Hygiene for JavaCV + DJL vision pipelines on Kotlin/JVM: camera discovery and probing, frame-skip policy for heavy inference, downscale-before-detection. Replaces the Python jbaruch/vision-pipeline-foundations tile.
94
93%
Does it follow best practices?
Impact
99%
1.86xAverage score across 3 eval scenarios
Passed
No known issues
A 30 fps capture loop running face recognition + emotion classification on every frame burns 3× the CPU for zero visible improvement. The pattern: capture at full rate, infer at a fraction, persist the last result across skipped frames so the preview stays smooth.
| Stage | Recommended skip | Effective rate | Reason |
|---|---|---|---|
| Camera grab | every frame | 30 Hz | Smooth preview |
| Face detection (Haar) | every 3rd frame | 10 Hz | Faster than perception; doubles as flicker suppression |
| Face recognition (DJL face_feature) | every 3rd frame | 10 Hz | Couple to detection |
| Emotion classification (ViT/FER+) | every 30th frame | 1 Hz | Emotions change on seconds, not frames |
| IoT actuator commit | gated by debounce controller | up to ~0.83 Hz | See iot-actuator-patterns-kotlin |
The preview encoder runs on every frame so playback looks smooth.

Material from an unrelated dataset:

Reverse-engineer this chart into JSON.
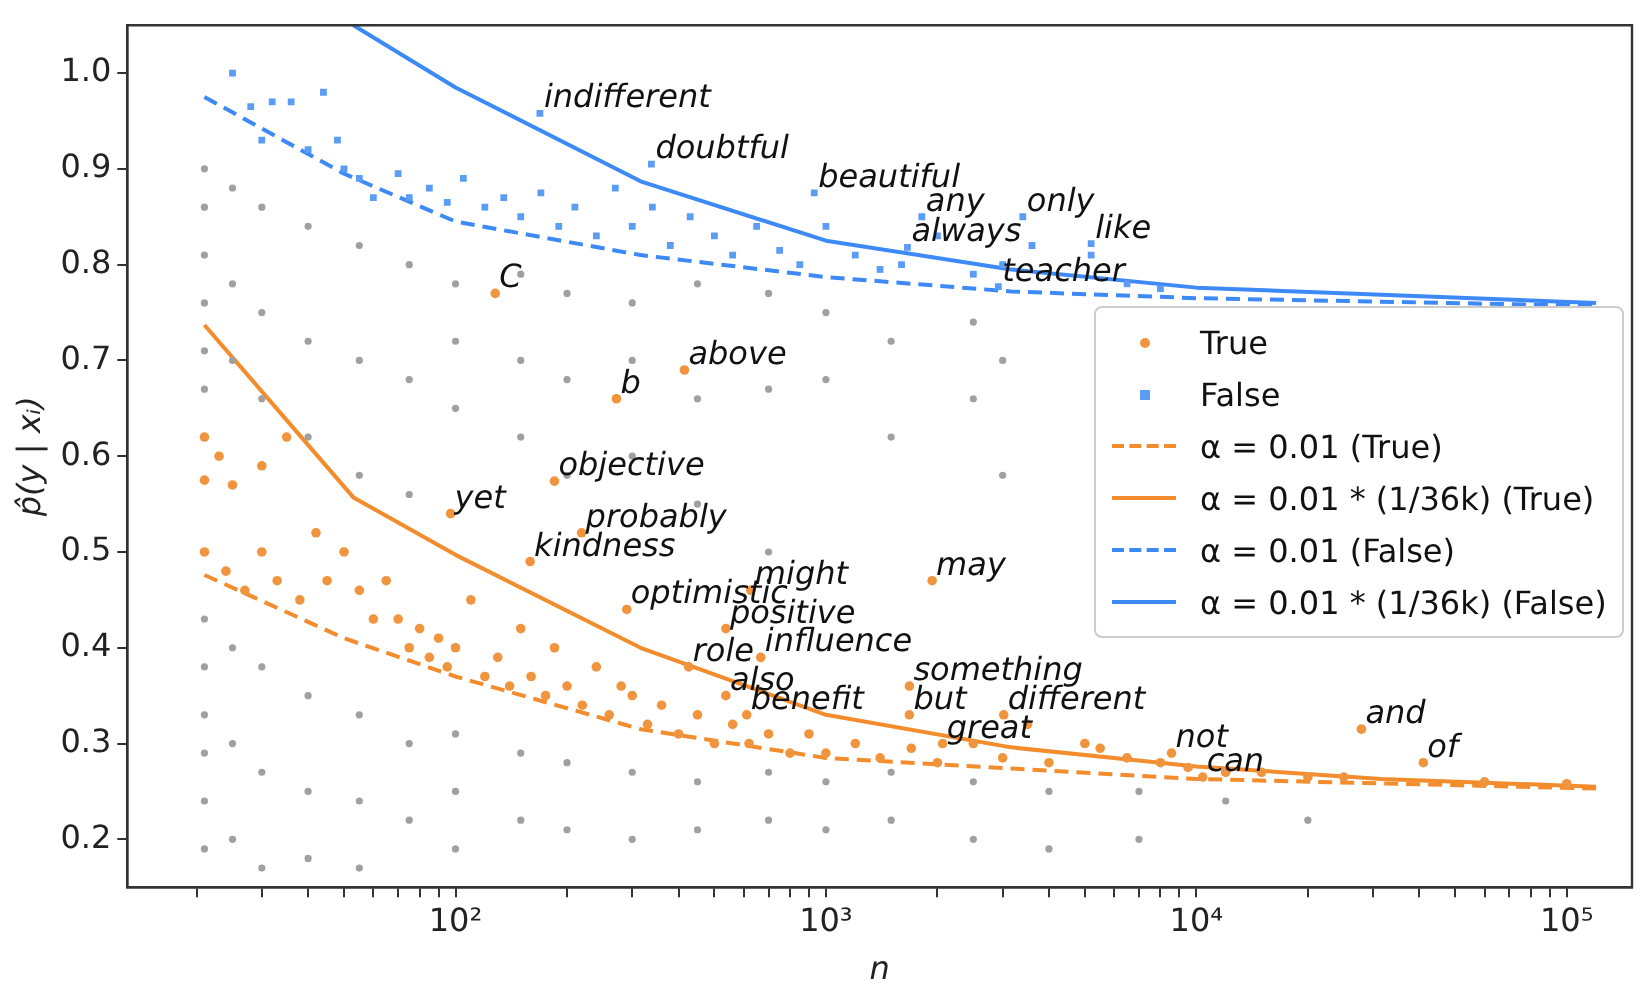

The detection results from the last inference frame are kept in a var and re-drawn on skipped frames:
var lastIdentities: List<Triple<Rect, String, Float>> = emptyList()
while (true) {
val frame = grabber.grab() ?: continue
frames++
if (frames % 3 == 0) { // detection cadence
lastIdentities = detectAndRecognize(frame)
}
// Always re-draw the latest known boxes on the current frame
drawBoxes(frame, lastIdentities)
preview.update(encodeJpeg(frame))
}The face boxes lag 2 frames behind reality (~66 ms at 30 fps). Imperceptible.
Haar cascades produce far more false-positive faces at full 1280×720 than at 320×180. Downscaling before detection is both faster (4×) and cleaner (fewer false positives):
val small = Mat()
resize(color, small, Size(color.cols() / 4, color.rows() / 4))
val gray = Mat()
cvtColor(small, gray, COLOR_BGR2GRAY)
cascade.detectMultiScale(gray, faces, 1.2, 5, 0, Size(20, 20), Size(0, 0))
// Scale bounding boxes back up to full-resolution coordinates
for (i in 0 until faces.size()) {
val s = faces.get(i)
val r = Rect(s.x() * 4, s.y() * 4, s.width() * 4, s.height() * 4)
// ... use r for crop + recognition on the full-resolution frame
}Crop for recognition at full resolution — embeddings benefit from the extra pixels even though detection ran on the downscaled frame.
var frames = 0
while (true) {
frames++
val frame = grabber.grab() ?: continue
val doDetect = frames % 3 == 0
val doEmotion = frames % 30 == 0
// …
}Easy to reason about. The numbers are knobs: tighten/loosen per stage.
val frameFlow: Flow<Mat> = flow {
while (currentCoroutineContext().isActive) {
grabber.grab()?.let { emit(matConverter.convert(it)) }
}
}
val detections: Flow<List<FaceResult>> = frameFlow
.sample(100.milliseconds) // ≈10 Hz, matches "every 3rd frame"
.map { detectAndRecognize(it) }
val emotions: Flow<Emotion> = frameFlow
.sample(1.seconds) // ≈1 Hz
.map { classifyEmotion(it) }sample() drops intermediate emissions; equivalent to modulo skip for non-integer periods.
The producer loop should still run at full 30 fps (for preview smoothness and to keep grabber buffers from filling). Only the inference call is gated. Don't delay(100) between grabs — that breaks preview.
var lastDetect = 0L
fun onDetect() {
val now = System.currentTimeMillis()
logger.debug("detect Hz={}", 1000.0 / (now - lastDetect))
lastDetect = now
}If you target 10 Hz and see 28 Hz in the log, you forgot the modulo. If you target 10 Hz and see 4 Hz, something downstream is blocking the loop (see iot-actuator-patterns-kotlin for the off-thread fix).